Марина нетерпеливо всплеснула руками.

– Ну да. – Холодков кивнул понимающе. – Ребенок мешает вам испробовать народное средство… Нет, к сожалению, я с одним еле справляюсь. И мне уже пора… Честь имею.

У выхода из садика Холодкова догнала блондинка.

– У вас успех, – сказала она.

– Чисто деловой разговор…

– Вы уже уходите?

– Аркашу надо класть, – сказал он, извиняясь.

– А потом?

– Потом работать…

– Когда же для себя жить? – спросила она жалобно.

– С часу до трех, – ответил Холодков и подивился в душе, какой он стал неостроумный.

Потом он успокоил себя тем, что сезон только начинается. Сжав в руке теплую Аркашину ладошку, он заспешил к себе в коттедж.

* * *

Висела полная луна. Может, именно поэтому на набережной собралось сегодня так много народу в этот неурочный час. Море было спокойным, и лунная дорога уходила от писательской столовой через залив, в неведомые дали.

Денисов беседовал у ограждения с Субоцким – солидный разговор двух солидных поседевших мужчин, главного редактора журнала и члена редколлегии журнала, двух ответственных людей, находящихся на отдыхе…

– Какая дорожка, – сказал Денисов. – До самой Варны, до Золотых песков. Вы не отдыхали в Болгарии? Вот где удалось по-настоящему наладить сервис. Да, надо сказать, весьма и весьма благоустроенное местечко. Вообще, у болгарских товарищей немалые успехи в строительстве социализма. А ведь отсталая была страна…

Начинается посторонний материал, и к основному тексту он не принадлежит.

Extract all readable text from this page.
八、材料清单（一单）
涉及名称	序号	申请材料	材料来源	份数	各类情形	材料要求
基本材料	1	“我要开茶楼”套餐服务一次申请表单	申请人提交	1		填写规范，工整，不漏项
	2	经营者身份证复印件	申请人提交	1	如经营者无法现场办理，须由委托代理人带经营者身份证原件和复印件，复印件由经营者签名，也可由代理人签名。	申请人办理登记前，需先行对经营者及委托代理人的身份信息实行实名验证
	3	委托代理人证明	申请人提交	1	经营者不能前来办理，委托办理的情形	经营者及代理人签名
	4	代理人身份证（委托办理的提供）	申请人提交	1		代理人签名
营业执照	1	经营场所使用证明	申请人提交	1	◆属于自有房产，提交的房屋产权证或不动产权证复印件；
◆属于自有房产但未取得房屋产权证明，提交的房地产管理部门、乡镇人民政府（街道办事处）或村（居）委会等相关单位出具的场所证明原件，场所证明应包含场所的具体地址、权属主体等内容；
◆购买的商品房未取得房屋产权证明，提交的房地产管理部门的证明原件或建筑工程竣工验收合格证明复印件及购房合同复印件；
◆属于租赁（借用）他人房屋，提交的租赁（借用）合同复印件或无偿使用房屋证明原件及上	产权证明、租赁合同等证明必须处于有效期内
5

Субоцкий кивнул. Ему хотелось поговорить по существу, хотелось услышать, как Денисов, этот весьма темный, но влиятельный человек, оценивает обстановку на литературном фронте. И вовсе не потому, что Субоцкий сам не знал эту обстановку, нет. Просто от того, как Денисов оценивает эту обстановку, зависит и сама эта обстановка. Денисов был частью обстановки, и Субоцкому было важно знать, какова эта обстановка сегодня, на 23.00 сегодняшнего числа… Субоцкий подозрительно оглядел группу славянофилов у соседней скамейки, прислушался. Он услышал долетавший от корпуса стук машинки и порадовался в душе, что процессы творчества не затухают и ночью.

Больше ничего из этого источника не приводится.